Both Wyatt Gwyon, the protagonist of William Gaddis’s 1955 The Recognitions, and John Yossarian, the protagonist of Joseph Heller’s 1961 Catch-22, are engaged in quests for an authentic self in a corrupt world. This alone opens up a 64-ounce can of worms, not the least worm of which is the question as to whether there is an authentic self to be found at all, whether the very idea is an illusion. How, once one starts looking for it, does one know that it’s been found? Is it even an important question, or is it just another form of narcissistic navel-gazing that we could more merrily do without?
Not to mention that not every person feels the need to search for it; the question never even comes up for most of us, probably; it never comes up for the other characters in these novels. Whether one sets out on this quest or not, one doesn’t feel the need for it until a discomfort and dissatisfaction is felt within; a sense that something, somewhere, has gone wrong with the relationship between us and the world and needs to be set to rights. Most of us probably wander around in a Panglossian haze: that this is the best of all possible worlds anyway, and it’s our job to work our way through it. Neither Gwyon nor Yossarian know precisely what it is that they’re searching for. But they know that, whatever it is, they don’t possess it.
The mid-1950s New York of The Recognitions and the 1942-44 Pianosa of Catch-22 are microcosms of the larger world and, as satirists, Gaddis and Heller are engaged in detailing the corruptions, fraudulence, and stupidity of this world as they impede their heroes on their quests. Both novels are lengthy, as befits the need to detail these corruptions, for they’re many. There are those, of course, that are local to the novels themselves: the corruptions of the artistic scene and popular culture of postwar Manhattan; the corruptions of the military and bureaucracy of the war machine of the 1940s. But Gaddis and Heller both see these corruptions as only local variants of a wider corruption and inauthenticity in the western world in the twentieth century; each of these corruptions receives its due. Among them are corruptions in religion, history, technology, politics, capitalism, education, aesthetics, family life, ambition. As Gaddis and Heller build their long novels out, each of these corruptions results in a barries to the quests of their heroes; they have their obvious effects on the other major and minor characters in the novels as well.

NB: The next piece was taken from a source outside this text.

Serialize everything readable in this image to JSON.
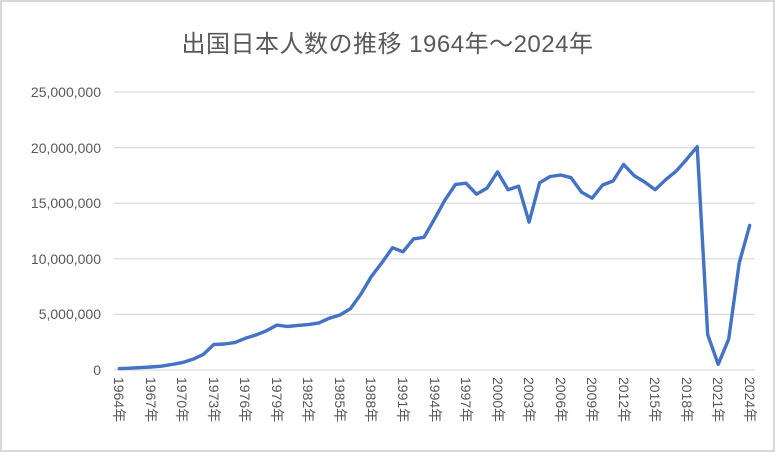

It seems that Yossarian and Gwyon are the only two characters who find these corruptions potentially lethal to their own sense of well-being. Even then, it’s unlikely that either could recognize and name these corruptions themselves, or recognize that they stand in the way of their quests. Ultimately, neither novel answers the questions about the authentic self with which I began this contemplation: Gwyon disappears into the Spanish landscape with his lover and their daughter at the end of The Recognitions, and Yossarian goes AWOL and deserts to Sweden, following the desertion of his crewmate Orr (a homophone for “or” — an alternative to the existing condition), on the last page of Catch-22. Rather than conclusions, these seem like indications that their quests are just beginning, but that they’ve finally been able to take the very first step on that journey. Both books end with a new life for both characters; how Gwyon and Yossarian end up is beyond the scope of the satire.